A rain delay of two hours, 22 minutes meant two things: One, Phillies' starter Roy Oswalt wouldn't actually take the mound at all, given the weather and his well-documented back problems; and two, by the time play resumed a lot of the local fans had opted to head home.
The result? It's now the fourth inning and if you had your eyes closed, you'd swear you were in Citizen's Bank Park.
I've heard enough "Let's Go Phillies" to last a lifetime.

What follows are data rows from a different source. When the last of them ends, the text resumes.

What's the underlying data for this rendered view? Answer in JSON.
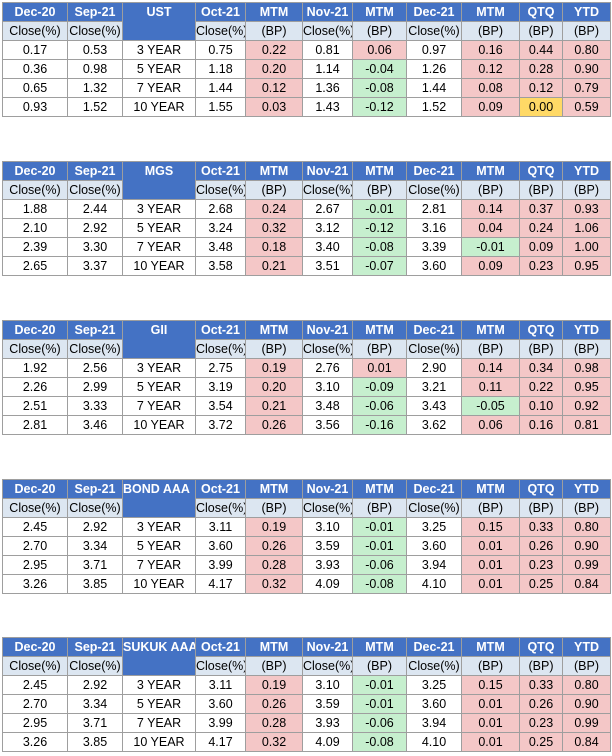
{
  "header_top": [
    "Dec-20",
    "Sep-21",
    "",
    "Oct-21",
    "MTM",
    "Nov-21",
    "MTM",
    "Dec-21",
    "MTM",
    "QTQ",
    "YTD"
  ],
  "header_sub": [
    "Close(%)",
    "Close(%)",
    "",
    "Close(%)",
    "(BP)",
    "Close(%)",
    "(BP)",
    "Close(%)",
    "(BP)",
    "(BP)",
    "(BP)"
  ],
  "colors": {
    "header": "#4472c4",
    "subheader": "#dce6f1",
    "increase": "#f4c7c7",
    "decrease": "#c6efce",
    "unchanged": "#ffd966"
  },
  "tables": [
    {
      "title": "UST",
      "rows": [
        [
          "0.17",
          "0.53",
          "3 YEAR",
          "0.75",
          "0.22",
          "0.81",
          "0.06",
          "0.97",
          "0.16",
          "0.44",
          "0.80"
        ],
        [
          "0.36",
          "0.98",
          "5 YEAR",
          "1.18",
          "0.20",
          "1.14",
          "-0.04",
          "1.26",
          "0.12",
          "0.28",
          "0.90"
        ],
        [
          "0.65",
          "1.32",
          "7 YEAR",
          "1.44",
          "0.12",
          "1.36",
          "-0.08",
          "1.44",
          "0.08",
          "0.12",
          "0.79"
        ],
        [
          "0.93",
          "1.52",
          "10 YEAR",
          "1.55",
          "0.03",
          "1.43",
          "-0.12",
          "1.52",
          "0.09",
          "0.00",
          "0.59"
        ]
      ]
    },
    {
      "title": "MGS",
      "rows": [
        [
          "1.88",
          "2.44",
          "3 YEAR",
          "2.68",
          "0.24",
          "2.67",
          "-0.01",
          "2.81",
          "0.14",
          "0.37",
          "0.93"
        ],
        [
          "2.10",
          "2.92",
          "5 YEAR",
          "3.24",
          "0.32",
          "3.12",
          "-0.12",
          "3.16",
          "0.04",
          "0.24",
          "1.06"
        ],
        [
          "2.39",
          "3.30",
          "7 YEAR",
          "3.48",
          "0.18",
          "3.40",
          "-0.08",
          "3.39",
          "-0.01",
          "0.09",
          "1.00"
        ],
        [
          "2.65",
          "3.37",
          "10 YEAR",
          "3.58",
          "0.21",
          "3.51",
          "-0.07",
          "3.60",
          "0.09",
          "0.23",
          "0.95"
        ]
      ]
    },
    {
      "title": "GII",
      "rows": [
        [
          "1.92",
          "2.56",
          "3 YEAR",
          "2.75",
          "0.19",
          "2.76",
          "0.01",
          "2.90",
          "0.14",
          "0.34",
          "0.98"
        ],
        [
          "2.26",
          "2.99",
          "5 YEAR",
          "3.19",
          "0.20",
          "3.10",
          "-0.09",
          "3.21",
          "0.11",
          "0.22",
          "0.95"
        ],
        [
          "2.51",
          "3.33",
          "7 YEAR",
          "3.54",
          "0.21",
          "3.48",
          "-0.06",
          "3.43",
          "-0.05",
          "0.10",
          "0.92"
        ],
        [
          "2.81",
          "3.46",
          "10 YEAR",
          "3.72",
          "0.26",
          "3.56",
          "-0.16",
          "3.62",
          "0.06",
          "0.16",
          "0.81"
        ]
      ]
    },
    {
      "title": "BOND AAA",
      "rows": [
        [
          "2.45",
          "2.92",
          "3 YEAR",
          "3.11",
          "0.19",
          "3.10",
          "-0.01",
          "3.25",
          "0.15",
          "0.33",
          "0.80"
        ],
        [
          "2.70",
          "3.34",
          "5 YEAR",
          "3.60",
          "0.26",
          "3.59",
          "-0.01",
          "3.60",
          "0.01",
          "0.26",
          "0.90"
        ],
        [
          "2.95",
          "3.71",
          "7 YEAR",
          "3.99",
          "0.28",
          "3.93",
          "-0.06",
          "3.94",
          "0.01",
          "0.23",
          "0.99"
        ],
        [
          "3.26",
          "3.85",
          "10 YEAR",
          "4.17",
          "0.32",
          "4.09",
          "-0.08",
          "4.10",
          "0.01",
          "0.25",
          "0.84"
        ]
      ]
    },
    {
      "title": "SUKUK AAA",
      "rows": [
        [
          "2.45",
          "2.92",
          "3 YEAR",
          "3.11",
          "0.19",
          "3.10",
          "-0.01",
          "3.25",
          "0.15",
          "0.33",
          "0.80"
        ],
        [
          "2.70",
          "3.34",
          "5 YEAR",
          "3.60",
          "0.26",
          "3.59",
          "-0.01",
          "3.60",
          "0.01",
          "0.26",
          "0.90"
        ],
        [
          "2.95",
          "3.71",
          "7 YEAR",
          "3.99",
          "0.28",
          "3.93",
          "-0.06",
          "3.94",
          "0.01",
          "0.23",
          "0.99"
        ],
        [
          "3.26",
          "3.85",
          "10 YEAR",
          "4.17",
          "0.32",
          "4.09",
          "-0.08",
          "4.10",
          "0.01",
          "0.25",
          "0.84"
        ]
      ]
    }
  ]
}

I've mentioned, both on-air and in print that it's not been such a long time since Philadelphia's National League entry was essentially moribund. When I was growing up in the late 1950s and early 1960s, the Phillies were, to be blunt, pretty awful - like, Senators awful. Dead last from 1958-61, with the 1961 Phillies managing only a .305 winning percentage, worse than even the first-year expansion Senators' .379 percentage. They got past .500 in 1962, famously blew the 1964 NL pennant and then settled back into mediocrity until they experienced a run of success 1976-83, with two pennants and one world championship.
Dave Sheinin, the Washington Post's"Baseball Insider, brings the story closer to the present today with his entry "Phillies provide blueprint for what Nationals hope to build," pointing out that the Phillies were consistent losers 1994-2002, a span of nine years. They finally got it together in 2003 and have had winning seasons ever since.
Hey, nobody is good forever or bad forever. Feel free to look that up. Older Phillies fans know what it's like to finish out of the money and the younger ones will experience it at some point down the road. Nationals fans will, at some point, know what it's like to cheer for their team in the Phils' home ballpark and will do so with a degree of civility.
You can't legally prevent Phillies fans from attending games in Washington, but give it some time.
They won't be driving down I-95 to watch a third place club in 2013.